The roof was covered in a legal gardens now. Neat rows of approved vegetables soaked up the rain, nothing like the wild beauty she’d cultivated. His chest ached, seeing them. Seeing what could have been.

He barged inside, found his way to a hall where human women slept in narrow, curtained beds. Where is she?

A keeper appeared, lamp in hand and a lone clothes moth trailing after her. She squinted at him with suspicion from under her hood. “You’re not supposed to be here. What do you want?”

“Idabel.” Her name felt rusty on his tongue. “I’m looking for a human named Idabel.”

The keeper’s expression soured further. “No one by that name lives here.”

“She lived here. Before—” Before the war. Before he’d claimed her. “Six years ago.”

“Twenty-five generations!” the pesky little moth squeaked, not that the keeper could understand it.

“Maidens come and go. I don’t remember them all.”

“Surely you keep records.” But before he could press further, another voice whispered from a bed nearby.

“You mean the one who took up with a gargoyle?” A single eye peered out at him between two curtains. “Long, dark hair, worked in the Tower?”

Brandt nodded, heart thudding. The keeper hissed at the girl to get back to bed, but she pushed her bed curtain open even further. “She hasn’t lived here for years.”

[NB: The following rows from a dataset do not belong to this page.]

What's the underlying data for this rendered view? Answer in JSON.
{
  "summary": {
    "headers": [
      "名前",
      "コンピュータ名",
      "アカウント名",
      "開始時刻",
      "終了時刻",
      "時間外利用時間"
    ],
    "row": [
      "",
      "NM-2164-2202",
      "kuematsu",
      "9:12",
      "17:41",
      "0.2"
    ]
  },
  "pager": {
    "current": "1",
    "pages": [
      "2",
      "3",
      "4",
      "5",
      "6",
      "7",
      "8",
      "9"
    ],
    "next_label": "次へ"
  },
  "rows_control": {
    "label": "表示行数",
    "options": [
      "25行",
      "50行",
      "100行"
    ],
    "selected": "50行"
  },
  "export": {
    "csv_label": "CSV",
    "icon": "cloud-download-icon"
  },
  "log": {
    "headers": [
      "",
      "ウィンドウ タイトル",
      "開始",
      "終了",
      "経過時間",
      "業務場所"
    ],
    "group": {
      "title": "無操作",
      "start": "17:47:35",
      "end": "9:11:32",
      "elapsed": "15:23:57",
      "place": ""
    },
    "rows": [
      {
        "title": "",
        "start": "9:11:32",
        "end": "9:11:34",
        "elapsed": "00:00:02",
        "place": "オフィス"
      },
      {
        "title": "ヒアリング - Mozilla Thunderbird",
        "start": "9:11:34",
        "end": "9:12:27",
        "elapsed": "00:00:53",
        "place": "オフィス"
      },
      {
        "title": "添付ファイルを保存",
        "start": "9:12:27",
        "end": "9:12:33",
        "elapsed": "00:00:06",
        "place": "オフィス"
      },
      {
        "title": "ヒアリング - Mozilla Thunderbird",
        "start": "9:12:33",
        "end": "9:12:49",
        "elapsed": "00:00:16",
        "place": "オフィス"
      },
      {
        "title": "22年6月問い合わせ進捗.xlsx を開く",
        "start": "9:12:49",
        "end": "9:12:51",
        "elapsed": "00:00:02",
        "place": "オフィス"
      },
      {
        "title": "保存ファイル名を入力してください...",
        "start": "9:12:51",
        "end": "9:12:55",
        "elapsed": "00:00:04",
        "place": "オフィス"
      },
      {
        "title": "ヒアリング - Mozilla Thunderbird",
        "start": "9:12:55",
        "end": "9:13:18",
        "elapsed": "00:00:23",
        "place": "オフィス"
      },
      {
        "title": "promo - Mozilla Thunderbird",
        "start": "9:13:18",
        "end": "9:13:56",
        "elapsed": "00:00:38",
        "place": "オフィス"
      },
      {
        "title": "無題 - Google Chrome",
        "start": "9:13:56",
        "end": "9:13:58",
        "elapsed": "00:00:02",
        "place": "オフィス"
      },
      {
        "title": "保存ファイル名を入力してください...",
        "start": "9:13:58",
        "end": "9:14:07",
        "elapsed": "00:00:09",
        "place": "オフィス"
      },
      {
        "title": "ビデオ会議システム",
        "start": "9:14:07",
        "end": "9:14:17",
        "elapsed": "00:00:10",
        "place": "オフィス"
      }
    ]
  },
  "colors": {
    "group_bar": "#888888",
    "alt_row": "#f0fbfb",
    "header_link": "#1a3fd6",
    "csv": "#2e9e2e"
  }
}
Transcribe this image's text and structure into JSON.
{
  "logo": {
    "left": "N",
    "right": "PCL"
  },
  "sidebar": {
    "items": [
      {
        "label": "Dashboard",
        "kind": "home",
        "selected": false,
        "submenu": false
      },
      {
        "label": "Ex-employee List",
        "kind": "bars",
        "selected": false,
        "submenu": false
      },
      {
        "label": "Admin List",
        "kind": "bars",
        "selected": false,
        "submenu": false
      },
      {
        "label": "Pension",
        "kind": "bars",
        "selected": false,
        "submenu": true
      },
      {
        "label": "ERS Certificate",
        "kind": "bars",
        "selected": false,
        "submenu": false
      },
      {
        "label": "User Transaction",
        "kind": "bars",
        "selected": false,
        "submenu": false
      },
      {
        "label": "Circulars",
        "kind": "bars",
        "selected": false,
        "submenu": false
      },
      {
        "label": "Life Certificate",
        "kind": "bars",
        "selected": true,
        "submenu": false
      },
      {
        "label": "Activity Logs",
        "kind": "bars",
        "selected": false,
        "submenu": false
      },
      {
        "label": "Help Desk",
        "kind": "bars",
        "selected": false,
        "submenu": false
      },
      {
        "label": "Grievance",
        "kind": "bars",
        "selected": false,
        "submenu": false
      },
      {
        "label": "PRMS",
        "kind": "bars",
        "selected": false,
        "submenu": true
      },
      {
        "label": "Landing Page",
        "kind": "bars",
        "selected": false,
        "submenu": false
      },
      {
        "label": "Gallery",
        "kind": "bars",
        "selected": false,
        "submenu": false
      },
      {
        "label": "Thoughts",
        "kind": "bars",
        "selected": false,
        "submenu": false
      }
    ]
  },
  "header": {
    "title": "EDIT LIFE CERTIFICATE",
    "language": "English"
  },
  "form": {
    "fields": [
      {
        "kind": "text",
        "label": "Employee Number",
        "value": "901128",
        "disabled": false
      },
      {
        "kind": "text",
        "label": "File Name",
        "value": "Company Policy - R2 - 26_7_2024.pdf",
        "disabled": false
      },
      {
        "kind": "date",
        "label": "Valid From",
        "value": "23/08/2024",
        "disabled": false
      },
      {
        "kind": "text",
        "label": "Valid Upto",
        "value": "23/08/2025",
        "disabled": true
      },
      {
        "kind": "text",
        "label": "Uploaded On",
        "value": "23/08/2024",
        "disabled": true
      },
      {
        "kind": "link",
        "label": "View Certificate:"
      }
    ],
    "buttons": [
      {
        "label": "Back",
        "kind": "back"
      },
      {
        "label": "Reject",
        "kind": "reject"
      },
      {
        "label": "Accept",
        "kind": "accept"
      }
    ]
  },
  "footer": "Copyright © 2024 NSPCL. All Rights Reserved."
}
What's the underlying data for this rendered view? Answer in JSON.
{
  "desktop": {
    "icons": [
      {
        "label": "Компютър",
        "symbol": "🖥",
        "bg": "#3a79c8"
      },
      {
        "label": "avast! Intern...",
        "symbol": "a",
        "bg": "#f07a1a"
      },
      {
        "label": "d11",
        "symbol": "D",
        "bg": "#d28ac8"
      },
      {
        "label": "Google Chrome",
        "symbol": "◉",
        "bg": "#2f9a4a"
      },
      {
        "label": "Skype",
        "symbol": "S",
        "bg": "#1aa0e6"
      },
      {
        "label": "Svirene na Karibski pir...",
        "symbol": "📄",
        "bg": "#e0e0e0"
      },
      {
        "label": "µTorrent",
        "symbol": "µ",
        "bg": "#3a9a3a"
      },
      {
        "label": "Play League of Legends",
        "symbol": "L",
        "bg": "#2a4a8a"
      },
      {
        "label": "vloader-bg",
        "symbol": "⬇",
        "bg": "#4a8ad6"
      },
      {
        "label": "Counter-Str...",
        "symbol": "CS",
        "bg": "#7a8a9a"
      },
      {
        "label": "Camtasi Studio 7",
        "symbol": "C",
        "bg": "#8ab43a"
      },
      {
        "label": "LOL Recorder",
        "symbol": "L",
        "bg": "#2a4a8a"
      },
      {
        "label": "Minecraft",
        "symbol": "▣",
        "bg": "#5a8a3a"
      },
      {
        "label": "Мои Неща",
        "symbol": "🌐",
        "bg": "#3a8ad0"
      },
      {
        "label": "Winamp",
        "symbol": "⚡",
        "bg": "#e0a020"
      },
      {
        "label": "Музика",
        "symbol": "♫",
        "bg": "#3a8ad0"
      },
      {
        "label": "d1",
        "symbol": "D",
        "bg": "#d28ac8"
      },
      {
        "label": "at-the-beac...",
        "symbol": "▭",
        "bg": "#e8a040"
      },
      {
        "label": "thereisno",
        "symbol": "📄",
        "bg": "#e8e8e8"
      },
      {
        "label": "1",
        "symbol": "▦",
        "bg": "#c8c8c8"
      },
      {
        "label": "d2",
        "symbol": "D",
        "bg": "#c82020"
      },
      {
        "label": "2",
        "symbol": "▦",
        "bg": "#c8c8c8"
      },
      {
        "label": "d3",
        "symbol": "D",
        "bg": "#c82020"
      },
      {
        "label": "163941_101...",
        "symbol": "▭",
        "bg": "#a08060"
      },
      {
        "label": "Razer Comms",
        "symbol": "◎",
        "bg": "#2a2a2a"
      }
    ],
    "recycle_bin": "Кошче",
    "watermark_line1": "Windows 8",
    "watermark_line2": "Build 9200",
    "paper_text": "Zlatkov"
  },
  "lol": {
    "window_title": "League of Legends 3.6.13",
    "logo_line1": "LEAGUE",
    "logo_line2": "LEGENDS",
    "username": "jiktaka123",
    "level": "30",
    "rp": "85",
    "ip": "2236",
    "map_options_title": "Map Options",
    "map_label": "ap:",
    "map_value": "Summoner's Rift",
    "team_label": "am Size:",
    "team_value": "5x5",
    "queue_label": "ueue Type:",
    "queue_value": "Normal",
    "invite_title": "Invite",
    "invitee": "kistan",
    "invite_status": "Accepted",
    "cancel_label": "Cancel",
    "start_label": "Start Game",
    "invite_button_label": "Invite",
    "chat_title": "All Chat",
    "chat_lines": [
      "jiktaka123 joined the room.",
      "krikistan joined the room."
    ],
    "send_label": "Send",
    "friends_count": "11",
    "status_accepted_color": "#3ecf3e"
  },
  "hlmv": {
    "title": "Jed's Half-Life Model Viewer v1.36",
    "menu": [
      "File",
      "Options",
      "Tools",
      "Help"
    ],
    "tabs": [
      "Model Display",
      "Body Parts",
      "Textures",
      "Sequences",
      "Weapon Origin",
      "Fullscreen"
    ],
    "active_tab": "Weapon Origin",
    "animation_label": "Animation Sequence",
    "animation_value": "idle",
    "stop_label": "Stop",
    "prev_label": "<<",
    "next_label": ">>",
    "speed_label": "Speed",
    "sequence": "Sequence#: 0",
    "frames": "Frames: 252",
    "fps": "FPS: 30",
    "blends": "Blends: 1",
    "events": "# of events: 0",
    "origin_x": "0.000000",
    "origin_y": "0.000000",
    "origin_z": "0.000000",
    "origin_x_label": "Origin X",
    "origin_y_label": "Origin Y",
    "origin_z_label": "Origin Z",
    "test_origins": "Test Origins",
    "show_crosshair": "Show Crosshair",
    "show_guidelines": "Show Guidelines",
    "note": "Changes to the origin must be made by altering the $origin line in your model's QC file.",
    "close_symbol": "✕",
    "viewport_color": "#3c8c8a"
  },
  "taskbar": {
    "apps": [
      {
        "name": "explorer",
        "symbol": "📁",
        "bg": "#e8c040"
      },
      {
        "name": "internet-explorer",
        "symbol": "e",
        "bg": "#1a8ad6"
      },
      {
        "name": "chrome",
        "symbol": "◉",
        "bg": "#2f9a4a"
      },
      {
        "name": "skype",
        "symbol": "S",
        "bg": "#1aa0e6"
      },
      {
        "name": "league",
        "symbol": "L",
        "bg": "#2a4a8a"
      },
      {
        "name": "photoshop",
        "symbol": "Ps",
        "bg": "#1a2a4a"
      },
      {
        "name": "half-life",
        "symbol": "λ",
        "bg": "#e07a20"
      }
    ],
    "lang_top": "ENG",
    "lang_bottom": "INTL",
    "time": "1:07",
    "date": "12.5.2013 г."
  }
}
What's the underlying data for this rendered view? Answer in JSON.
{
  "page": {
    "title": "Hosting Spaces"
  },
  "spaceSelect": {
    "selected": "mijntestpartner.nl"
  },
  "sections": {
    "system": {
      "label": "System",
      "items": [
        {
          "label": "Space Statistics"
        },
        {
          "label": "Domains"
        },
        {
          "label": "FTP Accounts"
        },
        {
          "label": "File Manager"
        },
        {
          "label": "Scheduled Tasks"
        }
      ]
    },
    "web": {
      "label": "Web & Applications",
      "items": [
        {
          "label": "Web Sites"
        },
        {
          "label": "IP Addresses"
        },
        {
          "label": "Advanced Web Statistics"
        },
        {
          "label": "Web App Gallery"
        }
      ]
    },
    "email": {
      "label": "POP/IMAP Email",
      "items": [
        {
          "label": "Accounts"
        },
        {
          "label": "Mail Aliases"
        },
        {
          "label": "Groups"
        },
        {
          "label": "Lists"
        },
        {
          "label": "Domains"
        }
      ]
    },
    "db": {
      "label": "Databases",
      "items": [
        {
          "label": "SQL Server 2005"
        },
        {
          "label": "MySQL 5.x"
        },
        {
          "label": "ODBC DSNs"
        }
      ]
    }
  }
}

His heart stuttered. He was so close, but still so far. “Do you know where she is now?”

“You need to go, sir. There are no males allowed in the sleeping areas. And you are dripping on the floor.” The keeper moved to block the woman from view, but she’d already pointed toward the Tower.

“The rookery. That’s what I heard. Got herself a roost there with her—”

“Bed! Now!” The matron shoved the woman back inside, yanked the curtains shut, then turned on Brandt. “Good night! If you cause any more disturbance, I’ll have a word with the Nadir.”

He had no doubt the self-important human would enjoy an audience with the Nadir, but he was already out the door and airborne, her protests fading behind him as the cold rain splashed against his wings.

The rookery. Why would Idabel live in the rookery? It was for low-ranking gargoyles, the clanless, the ones who hadn’t earned eyries. It wasn’t for humans of any station. Unless...

Unless she’d mated another gargoyle in his absence.

The thought nearly sent him crashing into the Tower wall.

Would she? Humans were different. Maybe when he’d been gone so long, presumed dead, and she couldn’t feel the bond anymore…

He landed hard on the rookery’s entrance platform, sending loose stones skittering. The corridors were narrow here, barely wide enough for spread wings. The damp odor of too many gargoyles in too small a space made his nostrils flare.

He roamed through the passages until he found her scent, faint but unmistakable: lemons and herbs and Idabel.

He followed it like a lifeline, through twisting passages and up worn stairs. It grew stronger, fresher, until he stood before a battered door on the lowest residential level. The kind of place given to servants or gargoyles with no status at all.

And at the door, overlaying Idabel’s scent, was another distinctive smell. Male. Gargoyle.

The rage that erupted made his previous anger seem like a candle flame. This was an inferno, white-hot and all-consuming. His mate— HIS MATE —with another male. Another gargoyle’s scent on her door, in her space, probably in her bed.

The roar that tore from his throat shook dust from the ceiling. Doors along the corridor flew open, startled faces peering out, but he didn’t see them clearly. Couldn’t see anything but red.

She’d replaced him. While he’d been fighting, bleeding, holding his dying watchmates, she’d been here with another. The bond meant nothing. He meant nothing. The pain of it was worse than any torture the goblins could have devised.

His fist connected with the wall, mortar crumbling under the impact. Again. Again. Until his knuckles bled and someone was shouting down the hall, but it didn’t matter. Nothing mattered except the betrayal, the loss, the absolute destruction of the one thing he’d thought was still his.

“ Idabel! ”

Her name was a battle cry, a plea, a dying word.

The door cracked open.

It was her. Her mouth opened, eyebrows rose. “Brandt?”

At the sound of his name, his mind shattered. Every wall he’d built, every protection he’d erected, came crashing down at once.